Venía a por tabaco y esperaba a que la camarera le hiciese caso para activar la maquinita. En la espera me miró y le sonreí como quien ve un conocido a lo lejos. Ella dijo algo así como «buen provecho», y yo le dije «claro, claro». También le ofrecí una copa y, tras negarse y comprar la cajetilla, regresó con un pitillo en la boca y reclamándole un vodka negro a la misma camarera.
Después hablamos y hablamos. O mejor dicho, habló y habló y yo hacía como que escuchaba mientras ideaba una estrategia. No hizo falta gran cosa porque se notaba que ella quería. Incluso pude permitirme el lujo de apartar la mirada de sus ojos y examinarla de arriba abajo para concluir que no podía valer más la pena. Como tampoco se me pasó del todo la borrachera no recuerdo exactamente qué sucedió después, pero sí que pagué la cuenta y cuando salí del bar y monté en el coche por la puerta del copiloto subían aquellas dos gloriosas piernas.

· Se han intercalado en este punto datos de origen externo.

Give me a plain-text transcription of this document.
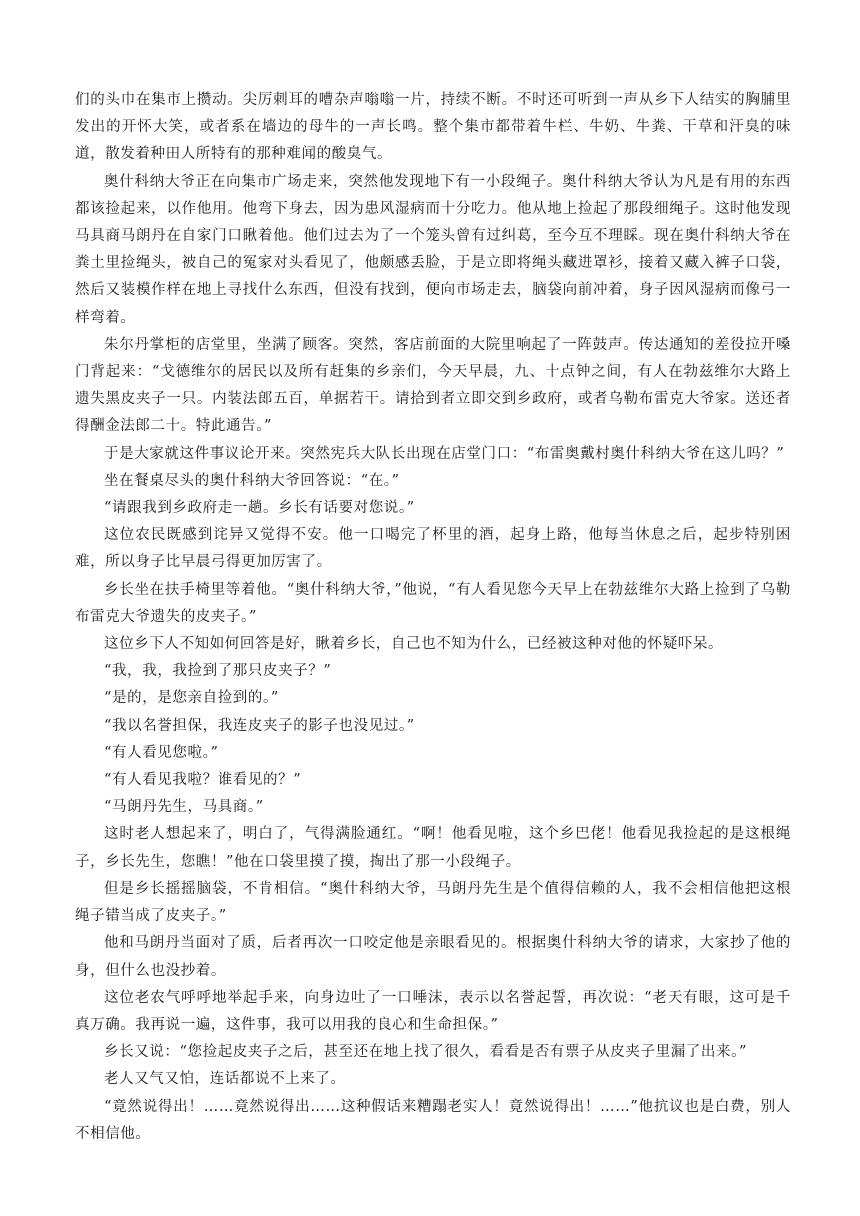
们的头巾在集市上攒动。尖厉刺耳的嘈杂声嗡嗡一片，持续不断。不时还可听到一声从乡下人结实的胸脯里发出的开怀大笑，或者系在墙边的母牛的一声长鸣。整个集市都带着牛栏、牛奶、牛粪、干草和汗臭的味道，散发着种田人所特有的那种难闻的酸臭气。

奥什科纳大爷正在向集市广场走来，突然他发现地下有一小段绳子。奥什科纳大爷认为凡是有用的东西都该捡起来，以作他用。他弯下身去，因为患风湿病而十分吃力。他从地上捡起了那段细绳子。这时他发现马具商马朗丹在自家门口瞅着他。他们过去为了一个笼头曾有过纠葛，至今互不理睬。现在奥什科纳大爷在粪土里捡绳头，被自己的冤家对头看见了，他颇感丢脸，于是立即将绳头藏进罩衫，接着又藏入裤子口袋，然后又装模作样在地上寻找什么东西，但没有找到，便向市场走去，脑袋向前冲着，身子因风湿病而像弓一样弯着。

朱尔丹掌柜的店堂里，坐满了顾客。突然，客店前面的大院里响起了一阵鼓声。传达通知的差役拉开嗓门背起来：“戈德维尔的居民以及所有赶集的乡亲们，今天早晨，九、十点钟之间，有人在勃兹维尔大路上遗失黑皮夹子一只。内装法郎五百，单据若干。请拾到者立即交到乡政府，或者乌勒布雷克大爷家。送还者得酬金法郎二十。特此通告。”

于是大家就这件事议论开来。突然宪兵大队长出现在店堂门口：“布雷奥戴村奥什科纳大爷在这儿吗？”

坐在餐桌尽头的奥什科纳大爷回答说：“在。”

“请跟我到乡政府走一趟。乡长有话要对您说。”

这位农民既感到诧异又觉得不安。他一口喝完了杯里的酒，起身上路，他每当休息之后，起步特别困难，所以身子比早晨弓得更加厉害了。

乡长坐在扶手椅里等着他。“奥什科纳大爷，”他说，“有人看见您今天早上在勃兹维尔大路上捡到了乌勒布雷克大爷遗失的皮夹子。”

这位乡下人不知如何回答是好，瞅着乡长，自己也不知为什么，已经被这种对他的怀疑吓呆。

“我，我，我捡到了那只皮夹子？”

“是的，是您亲自捡到的。”

“我以名誉担保，我连皮夹子的影子也没见过。”

“有人看见您啦。”

“有人看见我啦？谁看见的？”

“马朗丹先生，马具商。”

这时老人想起来了，明白了，气得满脸通红。“啊！他看见啦，这个乡巴佬！他看见我捡起的是这根绳子，乡长先生，您瞧！”他在口袋里摸了摸，掏出了那一小段绳子。

但是乡长摇摇脑袋，不肯相信。“奥什科纳大爷，马朗丹先生是个值得信赖的人，我不会相信他把这根绳子错当成了皮夹子。”

他和马朗丹当面对了质，后者再次一口咬定他是亲眼看见的。根据奥什科纳大爷的请求，大家抄了他的身，但什么也没抄着。

这位老农气呼呼地举起手来，向身边吐了一口唾沫，表示以名誉起誓，再次说：“老天有眼，这可是千真万确。我再说一遍，这件事，我可以用我的良心和生命担保。”

乡长又说：“您捡起皮夹子之后，甚至还在地上找了很久，看看是否有票子从皮夹子里漏了出来。”

老人又气又怕，连话都说不上来了。

“竟然说得出！……竟然说得出……这种假话来糟蹋老实人！竟然说得出！……”他抗议也是白费，别人不相信他。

Por cierto, se llamaba Eli.
Así que cuando Eli y yo entramos en el apartamento yo rezumaba calor y Eli la necesitaba. Sólo fue necesario que ella fuese a un baño y yo al otro para reencontrarnos en el pasillo y no necesitar habitación alguna para empezar. Lo había hecho en la lavadora, en la encimera, en el mueblecito de la entrada, debajo de la mesa del comedor y, por supuesto, en los dos cuartos de baño. Pero en el pasillo nunca.

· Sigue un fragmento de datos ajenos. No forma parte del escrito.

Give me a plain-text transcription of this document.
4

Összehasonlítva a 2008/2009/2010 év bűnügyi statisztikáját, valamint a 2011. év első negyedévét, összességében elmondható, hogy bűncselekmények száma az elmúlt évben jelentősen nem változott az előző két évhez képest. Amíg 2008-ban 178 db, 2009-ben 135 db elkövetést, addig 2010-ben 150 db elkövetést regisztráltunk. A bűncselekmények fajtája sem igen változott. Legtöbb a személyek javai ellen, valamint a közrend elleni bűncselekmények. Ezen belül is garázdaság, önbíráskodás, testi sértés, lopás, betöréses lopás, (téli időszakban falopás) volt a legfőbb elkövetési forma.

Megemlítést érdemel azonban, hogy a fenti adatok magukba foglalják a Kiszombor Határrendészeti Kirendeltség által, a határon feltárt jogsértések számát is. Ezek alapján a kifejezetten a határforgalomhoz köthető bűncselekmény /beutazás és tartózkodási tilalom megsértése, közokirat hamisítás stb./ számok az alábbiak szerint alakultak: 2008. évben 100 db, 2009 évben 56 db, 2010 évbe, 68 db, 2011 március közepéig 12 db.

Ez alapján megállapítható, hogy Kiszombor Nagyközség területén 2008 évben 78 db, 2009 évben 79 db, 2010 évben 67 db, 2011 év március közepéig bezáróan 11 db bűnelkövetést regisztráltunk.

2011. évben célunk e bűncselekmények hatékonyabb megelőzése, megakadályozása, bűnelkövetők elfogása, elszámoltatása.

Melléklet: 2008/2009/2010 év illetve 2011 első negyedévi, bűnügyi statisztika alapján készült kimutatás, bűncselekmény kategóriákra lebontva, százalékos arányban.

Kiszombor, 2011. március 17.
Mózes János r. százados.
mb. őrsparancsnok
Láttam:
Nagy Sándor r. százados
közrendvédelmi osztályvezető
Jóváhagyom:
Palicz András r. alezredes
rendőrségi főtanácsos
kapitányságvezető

Después de besarnos con cierta pasión sabíamos que no estábamos allí para tonterías. Los besos sólo servirían para avivar un poco más las llamas. Enseguida la sujeté con fuerza por las dos muñecas y le di la vuelta. La empotré contra los picos de la pintura de la pared y le trabajé las orejas y el cuello. Ella serpenteaba y tenía la piel de gallina. Jesucristo nos miraba desde un crucifijo que la vieja dueña del apartamento me había pedido por dios que no retirase. «Gracias, amigo», le dije al barbudo crucificado.
Sujeté sus dos muñecas con una sola mano e hice más fuerza contra la pared. Luego me las arreglé para que mi otra mano juguetease entre su ropa. Primero por arriba y luego por abajo. Utilizando el zapato golpeé sus tacones forzándola a abrir sus piernas todo lo que la flexibilidad de la mini-mini falda le permitía. Suficiente. Ella apoyaba una mejilla contra la pared y no abría los ojos. Se notaba que no estaba acostumbrada a aquellos juegos pero quería aprender. Mi mano libre volvió a su parte de atrás. Se metió tras la mini-mini falda y acarició las dos nalgas. Luego buscó el final de las medias y tiró hacia abajo. Costaba un poco deshacerse de ellas y Eli se ofreció a ayudarme. Pero yo no se lo permití. Finalmente lo conseguí: la terminación de las medias asomaba bajo la faldita y se veía un trozo de pierna. Entonces toqueteé un poco más el culo y allí adentro y sólo después me bajé la cremallera y eché los calzoncillos a un lado.
Eli y yo sabíamos lo que venía a continuación. Abrió los ojos un momento y volvió a cerrarlos. Yo la miré y la lamí por donde pude. Después me aparté unos centímetros y la vi un poco mejor en su conjunto. Giré la cabeza hacia Jesucristo y le guiñé un ojo.
Estaba a punto de arruinarme y era carne de suicidio. De hecho le había sonsacado a un amigo médico qué combinación de medicamentos debía ingerir para que la cosa fuese rápida e indolora. Había barajado también lo alto de un edificio y la vieja escopeta de caza.
Sin embargo los entendidos tenían razón: a veces la vida te sonríe. La vida a veces puede ser maravillosa.